Eames picks up Arthur’s hand and turns it over. He traces the lines on Arthur’s palm with the tips of his fingers. It tickles a little; Arthur’s fingers twitch. He watches Eames touch him.
He looks up to find Eames watching him watch Eames.
“Did I ever say Happy Anniversary?” Eames asks.
“We have an anniversary?” Arthur mocks softly.
“The anniversary of the first job we ever did together.”
“You remembered.”
“It’s also the anniversary of the first time you shot me.”
“Very romantic,” Arthur agrees.
“The eighth anniversary is supposed to be bronze and pottery, but the bronze vase I wanted to nick for you went missing before I got to steal it from the Getty. I hate it when that happens.”
“You know the Getty’s been having authentications problems,” Arthur says sagely. “It might’ve been a knock-off.”
“You mean the gift I’d stolen could’ve been a fake? Does nobody stand by their ill-gotten gains anymore? Shameful.”
“Isn’t it.”
“This does, however, only leave me with one present for you.”
“Which is?”
“Me.”
Arthur wrinkles his nose in distaste, and Eames’ face shutters a bit. And then Arthur smiles and tugs Eames forward. He leans in and kisses the right corner of Eames’ mouth. His lower lip. The left corner.
Eames looses a soft noise and his thumb rubs the week-old stubble at Arthur’s jaw.
“So what are we doing on this holiday of ours?” he asks, voice low.
“Nothing,” Arthur says, leaning back against the chaise and tugging Eames with him. “Absolutely nothing at all.”
Eames shifts around, finally coming to a rest with his back pressed against Arthur’s chest. Both of his hands are clasping Arthur’s hand against his sternum.
Arthur can feel every inhalation. Every exhalation.
“So can I use that diamond-encrusted teabag you got me?” Eames says. “It’s PG Tips.”
“That’s a fourteen-thousand-dollar teabag. If you use it, I’m kicking you out.”

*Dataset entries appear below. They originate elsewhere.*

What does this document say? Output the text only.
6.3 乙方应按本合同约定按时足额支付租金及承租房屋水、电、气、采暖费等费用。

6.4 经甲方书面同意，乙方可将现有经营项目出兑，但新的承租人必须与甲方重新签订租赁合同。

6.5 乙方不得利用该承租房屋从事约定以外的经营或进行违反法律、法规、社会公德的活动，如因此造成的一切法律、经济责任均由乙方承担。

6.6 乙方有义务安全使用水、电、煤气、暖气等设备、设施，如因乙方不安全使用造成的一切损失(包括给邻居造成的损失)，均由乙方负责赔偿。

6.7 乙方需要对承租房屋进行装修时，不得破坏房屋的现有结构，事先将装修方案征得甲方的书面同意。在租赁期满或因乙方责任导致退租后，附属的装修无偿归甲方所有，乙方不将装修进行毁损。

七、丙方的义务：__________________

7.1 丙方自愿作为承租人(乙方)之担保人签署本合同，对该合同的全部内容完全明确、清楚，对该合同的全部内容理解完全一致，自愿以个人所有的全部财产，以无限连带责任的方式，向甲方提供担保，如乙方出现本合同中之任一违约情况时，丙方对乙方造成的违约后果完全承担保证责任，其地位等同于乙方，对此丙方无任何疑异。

“Not very practical, is it?”
“Since when are you practical?”
Eames laces their fingers together. “We must work on your relationship with tact.”
“Tact and I get along just fine.”
“Not when it comes to me.”
“Tact is reserved for people who need it. You require a heavier touch โ like an anvil.”
“Very droll,” Eames says; Arthur squeezes his hand. “No complaints about the timing?” he asks.
“Why? Are we late?”
Eames chuckles. “No thoughts that we’ve taken too long to get here? No whingeing about waiting on me or me waiting on you?”
“You get there when you get there.” Arthur kisses the top of Eames’ head. “I think the important thing is that this is happening at all.”
“There’s no such thing as the right time,” Eames says.
Arthur agrees. “There’s just right now.”